Juju charms and LXD profiles - gotchas and troubleshooting and potential recovery

If using charms with lxd profiles, it is highly recommended to be using juju 2.7.8 or later.

Introduction

This post will cover known gotchas and how to troubleshoot and recover when using lxd profiles applied by juju via a charm. This feature is covered in the Charms and LXD Profiles section of Using LXD with Juju - advanced .

The original spec can be found here LXD profile updates permitted by charms specification

For charm authors

Valid LXD profiles are not a one size fits all.

Over the course of this feature, we’ve found that many things you can put into a profile, do not work on all machines. Primarily this is true to device definitions. However this applies to some configuration such as kernel modules, e.g. nbd cannot be loaded into every kernel.

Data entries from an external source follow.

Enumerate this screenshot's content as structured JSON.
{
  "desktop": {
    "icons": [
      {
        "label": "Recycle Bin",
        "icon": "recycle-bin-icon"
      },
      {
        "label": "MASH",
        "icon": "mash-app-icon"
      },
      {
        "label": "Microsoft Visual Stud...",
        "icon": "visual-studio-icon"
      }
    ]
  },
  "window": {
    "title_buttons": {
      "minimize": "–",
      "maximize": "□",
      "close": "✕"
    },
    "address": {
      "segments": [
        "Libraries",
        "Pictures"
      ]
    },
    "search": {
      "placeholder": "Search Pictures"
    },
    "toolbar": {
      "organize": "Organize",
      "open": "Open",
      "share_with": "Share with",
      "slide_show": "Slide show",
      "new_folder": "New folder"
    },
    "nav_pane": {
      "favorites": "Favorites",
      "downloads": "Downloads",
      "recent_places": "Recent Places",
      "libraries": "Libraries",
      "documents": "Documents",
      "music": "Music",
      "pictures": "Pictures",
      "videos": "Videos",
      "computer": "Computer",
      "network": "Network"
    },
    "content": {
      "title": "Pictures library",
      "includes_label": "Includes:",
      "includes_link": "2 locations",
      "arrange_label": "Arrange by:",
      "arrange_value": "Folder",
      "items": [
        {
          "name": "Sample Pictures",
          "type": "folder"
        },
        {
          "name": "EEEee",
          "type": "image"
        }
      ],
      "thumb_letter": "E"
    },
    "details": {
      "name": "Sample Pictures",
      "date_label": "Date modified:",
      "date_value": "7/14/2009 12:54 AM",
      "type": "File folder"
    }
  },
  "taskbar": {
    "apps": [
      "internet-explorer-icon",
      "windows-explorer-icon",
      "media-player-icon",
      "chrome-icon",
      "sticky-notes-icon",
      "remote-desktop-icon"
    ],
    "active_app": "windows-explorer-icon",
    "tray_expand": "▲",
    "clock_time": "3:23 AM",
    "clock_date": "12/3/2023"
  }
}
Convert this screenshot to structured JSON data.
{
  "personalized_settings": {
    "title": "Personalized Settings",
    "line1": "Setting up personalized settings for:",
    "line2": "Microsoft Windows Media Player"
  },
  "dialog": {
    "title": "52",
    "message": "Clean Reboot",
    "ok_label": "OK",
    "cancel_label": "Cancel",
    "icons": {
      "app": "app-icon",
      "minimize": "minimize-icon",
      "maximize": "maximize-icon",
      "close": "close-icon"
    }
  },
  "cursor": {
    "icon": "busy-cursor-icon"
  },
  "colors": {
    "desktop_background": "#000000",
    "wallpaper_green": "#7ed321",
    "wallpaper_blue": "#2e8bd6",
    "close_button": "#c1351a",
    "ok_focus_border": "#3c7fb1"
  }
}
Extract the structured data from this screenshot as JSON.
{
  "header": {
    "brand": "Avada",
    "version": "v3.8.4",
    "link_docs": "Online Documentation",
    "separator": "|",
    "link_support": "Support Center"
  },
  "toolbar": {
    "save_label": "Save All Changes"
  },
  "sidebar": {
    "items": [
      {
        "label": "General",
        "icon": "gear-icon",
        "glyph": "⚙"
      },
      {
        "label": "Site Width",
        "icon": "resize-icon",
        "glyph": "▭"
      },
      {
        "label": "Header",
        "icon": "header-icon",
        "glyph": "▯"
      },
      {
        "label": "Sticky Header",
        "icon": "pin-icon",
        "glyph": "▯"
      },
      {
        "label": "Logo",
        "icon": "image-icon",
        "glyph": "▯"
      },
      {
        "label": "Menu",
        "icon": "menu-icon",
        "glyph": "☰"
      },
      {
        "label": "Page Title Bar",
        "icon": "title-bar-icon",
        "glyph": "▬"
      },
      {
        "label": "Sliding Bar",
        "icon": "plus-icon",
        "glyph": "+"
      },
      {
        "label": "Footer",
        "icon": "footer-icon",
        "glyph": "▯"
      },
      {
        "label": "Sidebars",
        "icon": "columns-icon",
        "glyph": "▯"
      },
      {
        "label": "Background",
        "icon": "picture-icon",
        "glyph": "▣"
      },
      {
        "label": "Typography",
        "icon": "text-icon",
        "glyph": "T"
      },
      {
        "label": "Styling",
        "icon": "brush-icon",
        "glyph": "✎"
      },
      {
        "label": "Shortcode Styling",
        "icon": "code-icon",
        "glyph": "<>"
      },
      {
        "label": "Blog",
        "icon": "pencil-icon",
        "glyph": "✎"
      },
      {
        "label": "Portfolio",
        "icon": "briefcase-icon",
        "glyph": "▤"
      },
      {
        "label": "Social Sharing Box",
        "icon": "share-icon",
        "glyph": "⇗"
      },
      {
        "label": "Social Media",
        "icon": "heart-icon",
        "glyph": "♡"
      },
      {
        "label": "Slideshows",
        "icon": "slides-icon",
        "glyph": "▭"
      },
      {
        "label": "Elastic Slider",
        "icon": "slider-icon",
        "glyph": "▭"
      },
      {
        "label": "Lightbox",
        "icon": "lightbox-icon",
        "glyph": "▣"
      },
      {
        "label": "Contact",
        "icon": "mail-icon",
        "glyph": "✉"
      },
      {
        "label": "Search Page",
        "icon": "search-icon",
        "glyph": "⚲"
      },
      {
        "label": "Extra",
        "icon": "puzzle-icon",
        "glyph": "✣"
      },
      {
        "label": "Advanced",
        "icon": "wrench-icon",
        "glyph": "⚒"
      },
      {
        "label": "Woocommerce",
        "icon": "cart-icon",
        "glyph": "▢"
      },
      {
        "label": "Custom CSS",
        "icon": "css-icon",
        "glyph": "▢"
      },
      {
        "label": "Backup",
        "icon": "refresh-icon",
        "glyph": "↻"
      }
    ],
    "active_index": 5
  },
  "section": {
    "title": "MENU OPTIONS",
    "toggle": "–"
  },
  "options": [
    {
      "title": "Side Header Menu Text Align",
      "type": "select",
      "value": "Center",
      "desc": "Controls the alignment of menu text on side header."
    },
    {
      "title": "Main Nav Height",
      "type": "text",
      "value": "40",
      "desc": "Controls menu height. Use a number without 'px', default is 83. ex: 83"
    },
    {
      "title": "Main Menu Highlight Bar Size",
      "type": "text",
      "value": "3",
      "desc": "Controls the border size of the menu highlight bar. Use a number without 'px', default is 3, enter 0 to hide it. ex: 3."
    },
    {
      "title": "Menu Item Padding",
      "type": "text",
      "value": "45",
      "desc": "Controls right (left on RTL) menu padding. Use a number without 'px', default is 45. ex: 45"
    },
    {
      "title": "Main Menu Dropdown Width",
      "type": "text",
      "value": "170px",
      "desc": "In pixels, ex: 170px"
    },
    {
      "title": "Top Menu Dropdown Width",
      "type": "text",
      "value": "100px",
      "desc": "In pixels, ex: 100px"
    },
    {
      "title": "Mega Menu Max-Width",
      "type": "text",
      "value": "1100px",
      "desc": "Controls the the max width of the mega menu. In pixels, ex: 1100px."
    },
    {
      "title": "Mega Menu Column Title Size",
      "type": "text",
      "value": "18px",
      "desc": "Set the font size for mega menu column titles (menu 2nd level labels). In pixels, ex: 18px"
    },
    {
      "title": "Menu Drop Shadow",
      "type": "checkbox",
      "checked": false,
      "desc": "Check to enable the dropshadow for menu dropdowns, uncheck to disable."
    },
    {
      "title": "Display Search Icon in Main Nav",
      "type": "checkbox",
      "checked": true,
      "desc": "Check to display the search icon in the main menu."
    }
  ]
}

It is recommended that charm authors try their profiles on multiple machines before adding to a charm. Let charm user’s know of potential issues.

For users

Handy to know

Juju names lxd profile from charms based on the model the charm is in, the application name and charm revision. E.G. cs:neturon-openvswitch~276 in the default model would have a profile called juju-default-neutron-openvswitch-276.

Every upgrade of the charm changes the name of the profile to reflect the current version. Profiles are removed and added based on the new name and contents. Prior profiles are not edited.

Charm profiles are applied to every machine if the cloud bootstrapped is localhost or lxd, as well as any machine deployed with the placement directive --to lxd

Profile names can be seen in the yaml output of juju status.
$ juju status  neutron-openvswitch  --format yaml
model:
  name: seven
...
applications:
  neutron-openvswitch:
    charm: cs:neutron-openvswitch-276
...
    charm-profile: juju-seven-neutron-openvswitch-276
...
Profile contents can be seen on the machine info from juju status.

Note: this is what juju believes the profile should be, not what found from lxd profile show juju-seven-neutron-openvswitch-276.

$ juju status  neutron-openvswitch  --format yaml
model:
  name: seven
...
machines:
  "0":
...
    lxd-profiles:
      juju-seven-neutron-openvswitch-276:
        config:
          linux.kernel_modules: openvswitch,ip_tables,ip6_tables
        description: ""
        devices: {}
...

Is the charm profile written to lxd correctly?

To verify if the profile is written correctly to lxd, use the juju status or juju machines command (–format yaml) to find what the profile should be, then look at the profile via the lxc profile show command.

Example
$ juju machines  --format yaml
model:
  name: seven
machines:
  "0":
...
    instance-id: juju-5f1684-0
...
    lxd-profiles:
      juju-seven-neutron-openvswitch-276:
        config:
          linux.kernel_modules: openvswitch,ip_tables,ip6_tables
        description: ""
        devices: {}
...

$ lxc profile show !$
lxc profile show juju-seven-neutron-openvswitch-276
config:
  linux.kernel_modules: openvswitch,ip_tables,ip6_tables
description: ""
devices: {}
name: juju-seven-neutron-openvswitch-276
used_by:
- /1.0/instances/juju-5f1684-0

Note: if the profile is written to an LXD container, you just first juju ssh to the machine the container is located on.

Editing an existing lxd profile applied by juju

If you are considering this, please check for related lxd profile bugs, or file a new bug with juju if none of the known bugs fit.

Find the profile’s name and edit it. You may need to edit a profile with the same name on multiple lxd machines, depending on your deployment.

Example
$ juju status  neutron-openvswitch  --format yaml | grep charm-profile
    charm-profile: juju-seven-neutron-openvswitch-276

$ lxd profile edit  juju-seven-neutron-openvswitch-276

Note: if the profile is written to an LXD container e.g 0/lxd/4, you must first juju ssh to the machine the container is located on.

Note: this change will be applied to any lxc machine listed under used_by: and may trigger a reboot of the machine.